“Atacan de nuevo”, pensó, y se mordió la mano cuando en el último empujón cayó al suelo.
“No habrá escondite para ti” gritaban entre risas y aullidos. Todos le esperaban a la salida de clase, mientras las madres se preocupaban por los bocadillos de sus hijos que se les desmoronaban entre las manos. ¡Corre, chico, corre!. El abrigo es demasiado largo y la casa cada día más lejana. Nunca aparece el superhéroe Manga cuando se cierra el semáforo y los coches aceleran. Le acorralaron en la esquina de la farmacia golpeándole contra el escaparate. La mochila saltó por los aires y también las llaves, el cuaderno, los bolígrafos. Le bambolearon hasta caer de rodillas en mitad del corro cuando una paloma huyó volando por encima de su cabeza.
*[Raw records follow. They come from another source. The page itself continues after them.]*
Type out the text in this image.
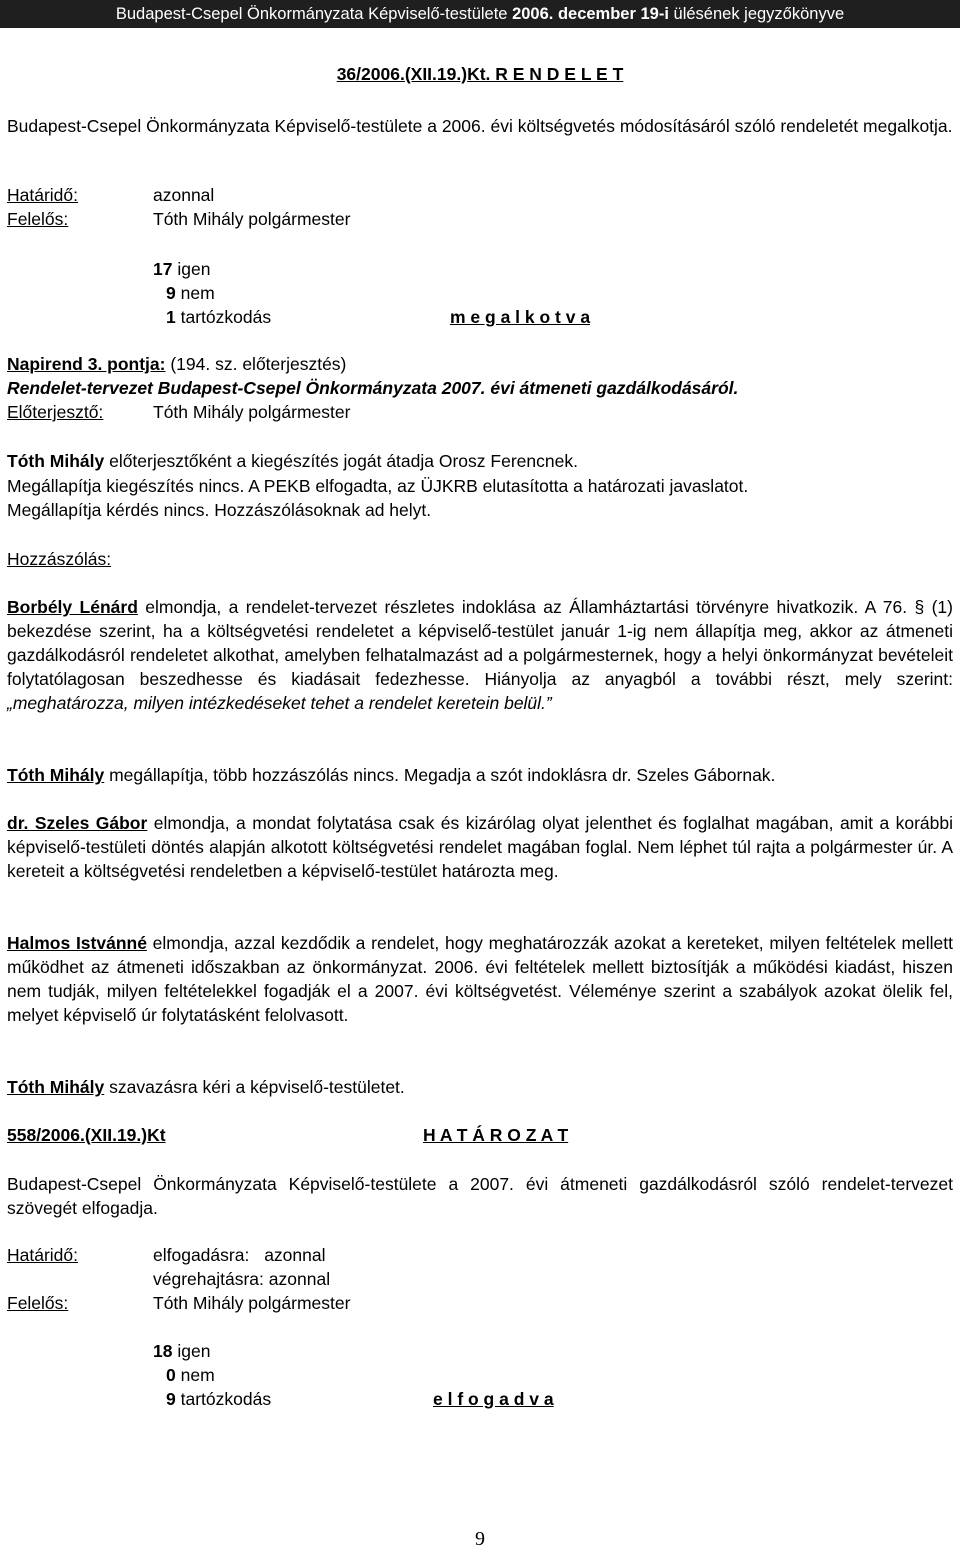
Budapest-Csepel Önkormányzata Képviselő-testülete 2006. december 19-i ülésének jegyzőkönyve
36/2006.(XII.19.)Kt. R E N D E L E T
Budapest-Csepel Önkormányzata Képviselő-testülete a 2006. évi költségvetés módosításáról szóló rendeletét megalkotja.
Határidő:	azonnal
Felelős:	Tóth Mihály polgármester
17 igen
9 nem
1 tartózkodás	m e g a l k o t v a
Napirend 3. pontja: (194. sz. előterjesztés)
Rendelet-tervezet Budapest-Csepel Önkormányzata 2007. évi átmeneti gazdálkodásáról.
Előterjesztő:	Tóth Mihály polgármester
Tóth Mihály előterjesztőként a kiegészítés jogát átadja Orosz Ferencnek.
Megállapítja kiegészítés nincs. A PEKB elfogadta, az ÜJKRB elutasította a határozati javaslatot.
Megállapítja kérdés nincs. Hozzászólásoknak ad helyt.
Hozzászólás:
Borbély Lénárd elmondja, a rendelet-tervezet részletes indoklása az Államháztartási törvényre hivatkozik. A 76. § (1) bekezdése szerint, ha a költségvetési rendeletet a képviselő-testület január 1-ig nem állapítja meg, akkor az átmeneti gazdálkodásról rendeletet alkothat, amelyben felhatalmazást ad a polgármesternek, hogy a helyi önkormányzat bevételeit folytatólagosan beszedhesse és kiadásait fedezhesse. Hiányolja az anyagból a további részt, mely szerint: „meghatározza, milyen intézkedéseket tehet a rendelet keretein belül.”
Tóth Mihály megállapítja, több hozzászólás nincs. Megadja a szót indoklásra dr. Szeles Gábornak.
dr. Szeles Gábor elmondja, a mondat folytatása csak és kizárólag olyat jelenthet és foglalhat magában, amit a korábbi képviselő-testületi döntés alapján alkotott költségvetési rendelet magában foglal. Nem léphet túl rajta a polgármester úr. A kereteit a költségvetési rendeletben a képviselő-testület határozta meg.
Halmos Istvánné elmondja, azzal kezdődik a rendelet, hogy meghatározzák azokat a kereteket, milyen feltételek mellett működhet az átmeneti időszakban az önkormányzat. 2006. évi feltételek mellett biztosítják a működési kiadást, hiszen nem tudják, milyen feltételekkel fogadják el a 2007. évi költségvetést. Véleménye szerint a szabályok azokat ölelik fel, melyet képviselő úr folytatásként felolvasott.
Tóth Mihály szavazásra kéri a képviselő-testületet.
558/2006.(XII.19.)Kt	H A T Á R O Z A T
Budapest-Csepel Önkormányzata Képviselő-testülete a 2007. évi átmeneti gazdálkodásról szóló rendelet-tervezet szövegét elfogadja.
Határidő:	elfogadásra: azonnal
végrehajtásra: azonnal
Felelős:	Tóth Mihály polgármester
18 igen
0 nem
9 tartózkodás	e l f o g a d v a
9
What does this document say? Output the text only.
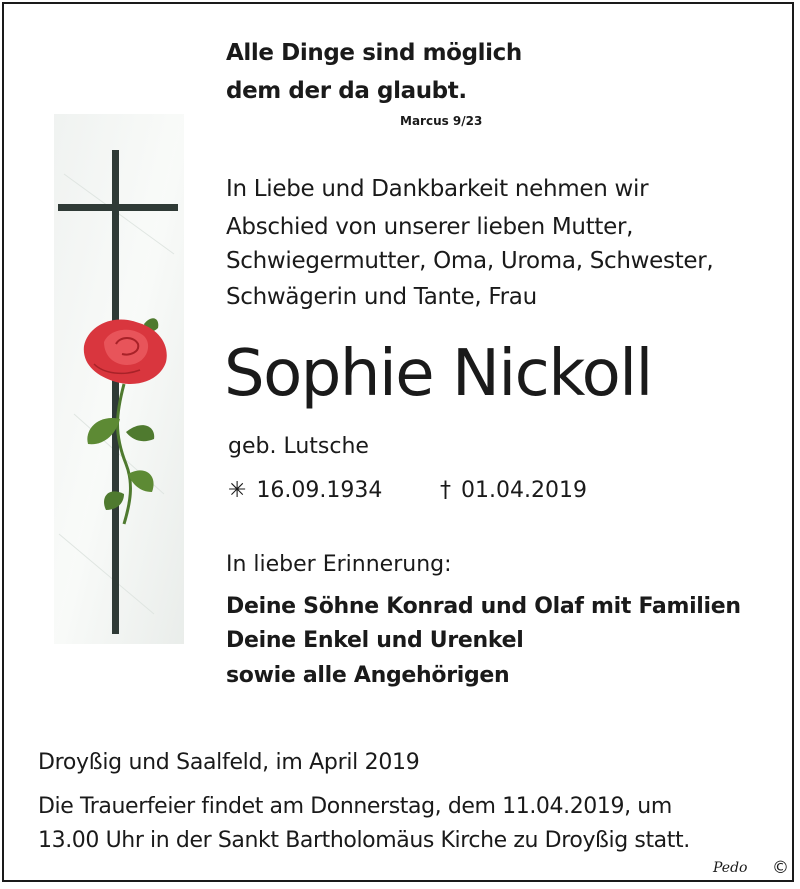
Alle Dinge sind möglich

dem der da glaubt.

Marcus 9/23

In Liebe und Dankbarkeit nehmen wir

Abschied von unserer lieben Mutter,

Schwiegermutter, Oma, Uroma, Schwester,

Schwägerin und Tante, Frau

Sophie Nickoll

geb. Lutsche

✳ 16.09.1934	† 01.04.2019

In lieber Erinnerung:

Deine Söhne Konrad und Olaf mit Familien

Deine Enkel und Urenkel

sowie alle Angehörigen

Droyßig und Saalfeld, im April 2019

Die Trauerfeier findet am Donnerstag, dem 11.04.2019, um

13.00 Uhr in der Sankt Bartholomäus Kirche zu Droyßig statt.

Pedo ©
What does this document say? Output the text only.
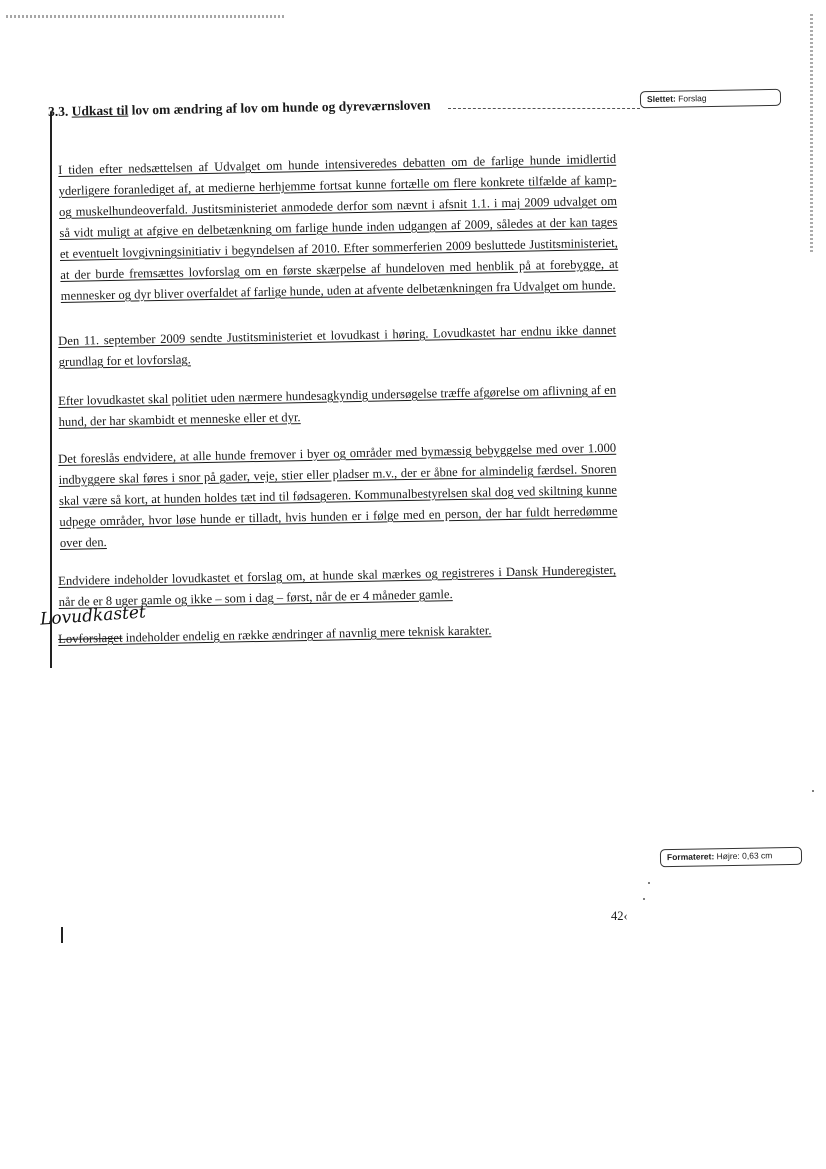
Slettet: Forslag
3.3. Udkast til lov om ændring af lov om hunde og dyreværnsloven

I tiden efter nedsættelsen af Udvalget om hunde intensiveredes debatten om de farlige hunde imidlertid yderligere foranlediget af, at medierne herhjemme fortsat kunne fortælle om flere konkrete tilfælde af kamp- og muskelhundeoverfald. Justitsministeriet anmodede derfor som nævnt i afsnit 1.1. i maj 2009 udvalget om så vidt muligt at afgive en delbetænkning om farlige hunde inden udgangen af 2009, således at der kan tages et eventuelt lovgivningsinitiativ i begyndelsen af 2010. Efter sommerferien 2009 besluttede Justitsministeriet, at der burde fremsættes lovforslag om en første skærpelse af hundeloven med henblik på at forebygge, at mennesker og dyr bliver overfaldet af farlige hunde, uden at afvente delbetænkningen fra Udvalget om hunde.

Den 11. september 2009 sendte Justitsministeriet et lovudkast i høring. Lovudkastet har endnu ikke dannet grundlag for et lovforslag.

Efter lovudkastet skal politiet uden nærmere hundesagkyndig undersøgelse træffe afgørelse om aflivning af en hund, der har skambidt et menneske eller et dyr.

Det foreslås endvidere, at alle hunde fremover i byer og områder med bymæssig bebyggelse med over 1.000 indbyggere skal føres i snor på gader, veje, stier eller pladser m.v., der er åbne for almindelig færdsel. Snoren skal være så kort, at hunden holdes tæt ind til fødsageren. Kommunalbestyrelsen skal dog ved skiltning kunne udpege områder, hvor løse hunde er tilladt, hvis hunden er i følge med en person, der har fuldt herredømme over den.

Endvidere indeholder lovudkastet et forslag om, at hunde skal mærkes og registreres i Dansk Hunderegister, når de er 8 uger gamle og ikke – som i dag – først, når de er 4 måneder gamle.

Lovforslaget indeholder endelig en række ændringer af navnlig mere teknisk karakter.

Lovudkastet
Formateret: Højre: 0,63 cm
42‹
A la mañana siguiente, un coche aparcó justo delante de la puerta del colegio con la música reventando los altavoces. Dentro esperaba un joven. Silbó a varios alumnos que en ese momento salían por la puerta. Los chicos saltaron la barandilla y entraron en el coche. Inmediatamente, apareció un policía municipal y se dispuso a ponerle una multa. El Mierda aprovechó que nadie le miraba y se ocultó detrás de un contenedor de vidrio. Se subió la bufanda hasta los ojos y sujetó con fuerza las tiras de la mochila. Caminaba a paso rápido cuando, de nuevo, oyó la voz de alarma y al instante, un grupo de pies comenzaron a galopar tras él. El Mierda corrió más que nunca hasta que le alcanzaron, como siempre, justo en la esquina de la farmacia. Sabía que era cuestión de aguante. Que era mejor callar. Contraerse en una bola de labios, puños, ojos y estómago. Tragar saliva. No mirar. Nada podía agredirle. Sabía que era cuestión de minutos. Esperar su aburrimiento y luego, escapar.